Dua tahun berlalu sudah sejak kota Meiktila, Myanmar, hangus dilalap api kebencian. Lihatlah lebih dekat, dan akan nampak bekas luka yang masih menghantui hingga kini.
Masjid-masjid masih berdiri, meski sudah mengarang, terjarah, dan dijajah semak belukar.
Sementara itu, bangunan yang tak terlalu parah kerusakannya berkat kekerasan kaum mayoritas Buddha Meiktila melawan minoritas Muslim telah ditutupi dengan papan oleh otoritas lokal. Mereka enggan menjawab pertanyaan media tentang mengapa itu dilakukan.

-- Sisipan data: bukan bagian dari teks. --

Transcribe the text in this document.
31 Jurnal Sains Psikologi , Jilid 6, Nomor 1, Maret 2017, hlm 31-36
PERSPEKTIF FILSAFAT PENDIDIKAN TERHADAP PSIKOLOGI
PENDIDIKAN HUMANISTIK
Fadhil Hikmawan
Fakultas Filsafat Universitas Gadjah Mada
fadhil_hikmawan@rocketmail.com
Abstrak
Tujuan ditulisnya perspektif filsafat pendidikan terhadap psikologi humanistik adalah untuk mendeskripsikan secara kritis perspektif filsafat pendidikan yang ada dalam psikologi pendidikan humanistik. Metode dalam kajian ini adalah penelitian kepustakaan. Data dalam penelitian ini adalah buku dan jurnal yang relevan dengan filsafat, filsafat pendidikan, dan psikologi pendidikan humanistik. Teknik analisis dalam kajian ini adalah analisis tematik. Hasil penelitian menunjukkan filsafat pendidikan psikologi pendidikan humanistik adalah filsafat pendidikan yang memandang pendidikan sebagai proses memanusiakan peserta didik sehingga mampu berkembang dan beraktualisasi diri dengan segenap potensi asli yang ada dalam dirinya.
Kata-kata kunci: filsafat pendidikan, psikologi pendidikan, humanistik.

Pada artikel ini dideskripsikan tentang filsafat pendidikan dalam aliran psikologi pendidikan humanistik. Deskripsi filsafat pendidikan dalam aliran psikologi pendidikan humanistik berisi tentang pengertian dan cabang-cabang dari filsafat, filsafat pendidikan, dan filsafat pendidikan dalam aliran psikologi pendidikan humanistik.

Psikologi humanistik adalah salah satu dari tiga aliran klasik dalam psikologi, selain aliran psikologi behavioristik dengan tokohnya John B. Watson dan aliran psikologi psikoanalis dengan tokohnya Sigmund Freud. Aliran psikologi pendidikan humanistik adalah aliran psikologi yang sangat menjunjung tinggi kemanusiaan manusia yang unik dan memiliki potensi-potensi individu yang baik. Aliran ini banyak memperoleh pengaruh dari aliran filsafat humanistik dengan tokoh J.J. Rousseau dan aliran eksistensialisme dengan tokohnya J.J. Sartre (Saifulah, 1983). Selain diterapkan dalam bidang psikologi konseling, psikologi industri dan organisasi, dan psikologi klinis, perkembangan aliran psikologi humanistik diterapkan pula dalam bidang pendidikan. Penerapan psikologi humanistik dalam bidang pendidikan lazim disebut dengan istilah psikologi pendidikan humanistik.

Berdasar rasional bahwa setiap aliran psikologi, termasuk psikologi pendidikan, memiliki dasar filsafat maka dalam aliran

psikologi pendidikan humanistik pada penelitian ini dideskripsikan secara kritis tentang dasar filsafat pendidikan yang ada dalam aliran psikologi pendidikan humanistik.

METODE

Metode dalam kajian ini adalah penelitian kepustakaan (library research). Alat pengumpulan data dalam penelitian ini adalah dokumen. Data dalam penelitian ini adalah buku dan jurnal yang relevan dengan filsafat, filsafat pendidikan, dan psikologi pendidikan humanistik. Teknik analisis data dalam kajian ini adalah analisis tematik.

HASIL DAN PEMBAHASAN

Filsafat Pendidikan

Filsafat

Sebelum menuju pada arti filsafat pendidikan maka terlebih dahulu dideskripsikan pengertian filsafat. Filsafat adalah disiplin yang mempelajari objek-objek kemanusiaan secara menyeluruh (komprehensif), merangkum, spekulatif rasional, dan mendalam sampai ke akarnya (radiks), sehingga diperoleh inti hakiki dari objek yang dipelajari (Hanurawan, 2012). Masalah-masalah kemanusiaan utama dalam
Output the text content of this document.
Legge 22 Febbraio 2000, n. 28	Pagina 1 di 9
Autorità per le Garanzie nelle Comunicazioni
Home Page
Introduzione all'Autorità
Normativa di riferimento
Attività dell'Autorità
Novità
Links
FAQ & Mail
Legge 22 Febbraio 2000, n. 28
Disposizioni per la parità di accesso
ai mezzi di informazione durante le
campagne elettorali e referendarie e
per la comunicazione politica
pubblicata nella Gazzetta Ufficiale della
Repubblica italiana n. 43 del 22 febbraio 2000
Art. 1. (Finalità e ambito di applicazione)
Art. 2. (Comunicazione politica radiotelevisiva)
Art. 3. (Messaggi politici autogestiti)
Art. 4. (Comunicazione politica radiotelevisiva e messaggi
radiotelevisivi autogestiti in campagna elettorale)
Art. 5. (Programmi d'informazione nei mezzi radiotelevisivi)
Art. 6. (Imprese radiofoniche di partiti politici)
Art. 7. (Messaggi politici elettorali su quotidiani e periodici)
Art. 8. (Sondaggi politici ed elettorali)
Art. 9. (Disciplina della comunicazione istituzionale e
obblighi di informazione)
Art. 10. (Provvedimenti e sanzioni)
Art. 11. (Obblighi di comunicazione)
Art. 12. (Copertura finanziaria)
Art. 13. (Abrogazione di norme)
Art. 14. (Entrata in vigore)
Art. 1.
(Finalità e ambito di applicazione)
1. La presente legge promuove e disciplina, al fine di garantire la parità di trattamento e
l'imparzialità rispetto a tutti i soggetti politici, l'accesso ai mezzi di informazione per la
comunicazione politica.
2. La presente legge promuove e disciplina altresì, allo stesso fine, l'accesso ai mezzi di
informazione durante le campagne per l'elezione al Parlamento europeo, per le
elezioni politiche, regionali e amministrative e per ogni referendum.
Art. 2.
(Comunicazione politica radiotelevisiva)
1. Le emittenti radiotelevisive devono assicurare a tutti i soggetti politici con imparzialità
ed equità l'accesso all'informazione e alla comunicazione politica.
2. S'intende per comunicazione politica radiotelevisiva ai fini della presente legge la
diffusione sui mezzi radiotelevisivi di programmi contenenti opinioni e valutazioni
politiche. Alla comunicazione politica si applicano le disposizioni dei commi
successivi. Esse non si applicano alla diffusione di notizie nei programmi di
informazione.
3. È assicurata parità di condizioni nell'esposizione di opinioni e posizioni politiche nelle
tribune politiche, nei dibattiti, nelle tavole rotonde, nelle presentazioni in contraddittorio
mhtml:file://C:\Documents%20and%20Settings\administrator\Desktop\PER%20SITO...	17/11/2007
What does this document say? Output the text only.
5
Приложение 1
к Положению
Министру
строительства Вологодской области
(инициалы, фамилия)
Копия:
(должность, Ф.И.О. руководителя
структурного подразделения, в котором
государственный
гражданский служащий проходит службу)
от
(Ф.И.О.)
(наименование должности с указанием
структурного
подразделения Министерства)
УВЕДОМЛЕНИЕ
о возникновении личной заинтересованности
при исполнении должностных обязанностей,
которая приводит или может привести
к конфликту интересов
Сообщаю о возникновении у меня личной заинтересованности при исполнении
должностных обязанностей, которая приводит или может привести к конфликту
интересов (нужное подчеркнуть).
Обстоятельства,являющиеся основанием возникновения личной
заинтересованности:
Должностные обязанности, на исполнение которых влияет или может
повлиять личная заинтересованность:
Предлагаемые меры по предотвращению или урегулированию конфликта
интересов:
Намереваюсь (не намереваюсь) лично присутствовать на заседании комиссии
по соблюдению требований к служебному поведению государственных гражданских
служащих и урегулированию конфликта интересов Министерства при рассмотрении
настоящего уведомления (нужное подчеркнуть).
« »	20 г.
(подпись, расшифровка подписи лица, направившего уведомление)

Dilansir CNN, Selasa (3/11), setidaknya 44 orang tewas di hari-hari bentrokan pada April 2013, setelah percekcokan pecah antara warga Muslim dan Buddha di sebuah pasar di Meiktila, menurut tokoh resmi setempat.
Ditanya tentang apakah kekerasan bisa meletus lagi, seorang biksu lokal, U Wie Douktah, menjawab, "Kemungkinannya setengah-setengah."
Di tengah negara yang mayoritas Buddha dan semboyan anti-Muslim terus menjadi wacana utama, U Wie Douktah menjelma simbol toleransi.
Saat kekerasan mengguncang dua setengah tahun lalu, kepala biara berusia 57 tahun itu bersama murid-muridnya menyediakan tempat perlindungan bagi 900 Muslim di biara mereka.
Mereka kemudian diserbu oleh massa berparang saat tengah malam. Ketika dipaksa menyerahkan kaum Muslim, Douktah menolak. Dirinya dan murid-muridnya berdiri menjaga pagar hingga subuh.
"Dia menyelamatkan nyawa banyak orang, jadi itu sangat, sangat penting," ujar U Aung Thein, seorang pengacara Muslim, yang mendampingi Douktah selama pertemuan dengan pemimpin Muslim lain di biaranya pada akhir Oktober silam.
Sang biksu menyebut ketegangan agama belum lama ini sengaja dibuat-buat.
"Semuanya politis," ujarnya. "Sebenarnya tidak ada masalah antara komunitas agama itu sendiri. Tetapi itu telah dipengaruhi oleh kelompok politik."
Biksu Radikal ultranasionalis
Buku Fakta Dunia CIA memperkirakan Myanmar, atau terkenal juga disebut Burma, secara kasar ditinggali 90 persen warga Buddha.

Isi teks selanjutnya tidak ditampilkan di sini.